Литмир - Электронная Библиотека

— Неужели, Роден? — не удержавшись, отодвинула в сторону ветвь, закрывающую лицо статуи.

— Он самый, одна из неизвестных общественности и забракованных мастером работ. Буквально спас ее от карающего молота. — Карел стоял рядом, наблюдая за реакцией. Близость ли мужчины или каменные влюбленные были тому виной, но повиликовая трансляция вспыхнула импульсивными воспоминаниями минувшей ночи.

— Каково это — жить так долго? — не повернув головы, спросила Полина, старательно изображая максимальную увлеченность творением Родена, а по правде, просто боясь смотреть Карелу в глаза. Он и так читал ее, как раскрытую книгу, мысленно вторя весьма откровенными образами. Казалось, сам воздух между ними искрил невысказанным, неосуществленным, отложенным до поры.

— Порой одиноко, но не лишено своей прелести. У нас есть в запасе пара часов. Что бы ты еще хотела увидеть в Вене? — глубокий голос звучал вкрадчиво и до мурашек интимно.

— «Поцелуй» Климта *(самая известная картина Густава Климта «Поцелуй» постоянно экспонируется в венском художественном музее во дворце Бельведер).

— Думаешь, он хорошо целовался? — на полтона ниже, невыносимо близко, мучительно томно.

— Уверена — хуже, чем ты, — бесконтрольно сорвавшееся раньше, чем разум возобладал над желаниями.

*

Провоцирую ее, соприкасаясь рукавами, представляя вчерашней бесстыдницей в мыльной пене, вдыхая аромат волос.

— Думаешь, он хорошо целовался? — спрашиваю, желая смутить больше, чем откровенное непотребство Родена, проглядывающее сквозь листву.

— Уверена — хуже, чем ты, — слетает с алых губ и разносит мою защиту взрывом сверхновой.

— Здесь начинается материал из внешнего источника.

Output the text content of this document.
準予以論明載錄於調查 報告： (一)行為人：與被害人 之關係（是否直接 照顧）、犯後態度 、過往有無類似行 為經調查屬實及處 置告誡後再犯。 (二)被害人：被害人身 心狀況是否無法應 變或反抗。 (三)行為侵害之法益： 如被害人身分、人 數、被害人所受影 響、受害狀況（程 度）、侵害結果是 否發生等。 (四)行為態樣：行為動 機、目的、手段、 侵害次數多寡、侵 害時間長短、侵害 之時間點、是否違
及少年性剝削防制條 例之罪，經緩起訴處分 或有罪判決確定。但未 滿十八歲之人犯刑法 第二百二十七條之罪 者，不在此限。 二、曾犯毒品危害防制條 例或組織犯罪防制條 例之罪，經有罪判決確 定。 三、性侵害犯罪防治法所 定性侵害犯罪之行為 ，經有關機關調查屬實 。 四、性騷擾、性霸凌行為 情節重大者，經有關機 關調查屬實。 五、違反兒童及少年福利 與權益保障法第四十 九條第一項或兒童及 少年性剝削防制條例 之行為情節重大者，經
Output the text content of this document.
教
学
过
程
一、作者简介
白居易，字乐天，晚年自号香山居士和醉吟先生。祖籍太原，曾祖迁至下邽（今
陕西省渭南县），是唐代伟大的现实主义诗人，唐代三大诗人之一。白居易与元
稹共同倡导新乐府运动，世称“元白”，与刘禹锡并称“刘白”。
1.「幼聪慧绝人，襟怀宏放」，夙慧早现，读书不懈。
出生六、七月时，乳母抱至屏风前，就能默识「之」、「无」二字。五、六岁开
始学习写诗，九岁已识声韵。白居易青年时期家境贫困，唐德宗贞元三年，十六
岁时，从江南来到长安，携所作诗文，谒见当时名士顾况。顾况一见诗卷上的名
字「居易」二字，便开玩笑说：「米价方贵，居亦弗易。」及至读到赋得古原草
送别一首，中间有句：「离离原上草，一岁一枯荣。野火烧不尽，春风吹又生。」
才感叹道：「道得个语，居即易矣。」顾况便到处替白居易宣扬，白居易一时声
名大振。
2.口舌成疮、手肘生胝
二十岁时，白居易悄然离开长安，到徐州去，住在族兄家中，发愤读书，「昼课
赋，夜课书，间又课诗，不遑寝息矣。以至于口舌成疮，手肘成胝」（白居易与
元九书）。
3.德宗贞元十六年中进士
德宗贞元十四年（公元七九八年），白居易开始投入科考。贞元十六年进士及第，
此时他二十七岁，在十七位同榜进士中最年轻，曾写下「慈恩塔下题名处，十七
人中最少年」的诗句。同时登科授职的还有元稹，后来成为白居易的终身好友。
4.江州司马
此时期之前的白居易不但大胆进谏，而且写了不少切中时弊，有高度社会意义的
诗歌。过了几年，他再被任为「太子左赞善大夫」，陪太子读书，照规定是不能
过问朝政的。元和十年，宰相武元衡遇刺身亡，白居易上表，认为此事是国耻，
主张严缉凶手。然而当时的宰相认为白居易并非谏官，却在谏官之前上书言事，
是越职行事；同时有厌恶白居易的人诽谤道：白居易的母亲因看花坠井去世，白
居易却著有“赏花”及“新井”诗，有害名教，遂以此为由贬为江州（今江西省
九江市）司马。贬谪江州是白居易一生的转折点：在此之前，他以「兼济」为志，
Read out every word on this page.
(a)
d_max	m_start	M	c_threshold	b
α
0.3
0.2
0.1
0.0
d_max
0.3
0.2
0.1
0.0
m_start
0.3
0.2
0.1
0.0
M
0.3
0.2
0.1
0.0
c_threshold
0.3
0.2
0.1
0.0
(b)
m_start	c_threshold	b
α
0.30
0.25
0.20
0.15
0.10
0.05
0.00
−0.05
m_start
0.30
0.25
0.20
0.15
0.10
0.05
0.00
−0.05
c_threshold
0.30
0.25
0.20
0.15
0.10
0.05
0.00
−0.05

Разворачиваю Клематис к себе, обхватываю руками растерянное, испуганное от собственной смелости лицо и целую этот дерзкий, приоткрытый рот так глубоко и страстно, как давно не целовал и не хотел никого. Она отвечает взаимностью тут же, будто только и ждала моего шага, обвивает руками, включается в танго языков, прижимается, стараясь слиться в единое. Мы оба теряем контроль, уступаем жажде исходящих желанием тел. Не разрывая поцелуя, веду ее внутрь, по пути освобождая от одежды, замирая на миг над обнаженным клематисом, вспыхивающим огнем страсти на касание моих рук.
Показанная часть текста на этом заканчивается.